Geometric Phases in Sensing and Control
Abstract
In many parameter-dependent systems, varying the parameters along a closed path generates a shift in the system depending only on the path itself and not on the manner in which that path is traversed. This effect is known as a geometric phase. In this thesis we focus on developing techniques to utilize geometric phases as engineering tools in both sensing and control. We begin by considering systems undergoing an imposed motion. If this motion is adiabatic then its effect on the system can be described by a geometric phase called the Hannay-Berry phase. Direct information about the imposed motion is obtained by measuring the corresponding phase shift. We illustrate this idea with an equal-sided, spring-jointed, four-bar mechanism and then apply the technique to a vibrating ring gyroscope. In physical systems the imposed motion cannot be truly adiabatic.

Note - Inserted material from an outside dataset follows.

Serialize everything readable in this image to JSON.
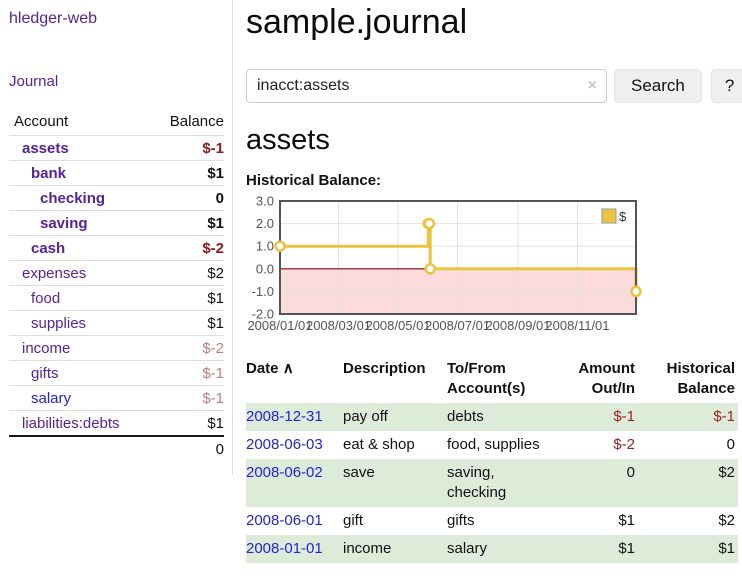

Using Hamiltonian perturbation theory, we show that the Hannay-Berry phase is the first-order term in a perturbation expansion in the rate of imposed motion. Corrections accounting for the nonadiabatic nature of the imposed motion are then given by carrying the expansion to higher-order. The technique is applied to the vibrating ring gyroscope as an example. We also consider geometric phases in dissipative systems with symmetry. Given such a system with a parameter-dependent, exponentially asymptotically stable equilibrium point, we define a new connection, termed the Landsberg connection, which captures the effect of a cyclic, adiabatic variation of the parameters. Systems with stable, time-dependent solutions are handled by defining an appropriate dynamic phase. A simple example is developed to illustrate the technique. Finally we investigate the role of geometric phases in the control of nonholonomic systems with symmetry through an exploration of the H(3)-Racer, a two-node, one module G-snake on the three-dimensional Heisenberg group. We derive the governing equations for the internal shape of the system and the reconstruction equations relating changes in the shape to the overall motion. The controllability of the system is considered and the effect of various shape changes is explored through simulation.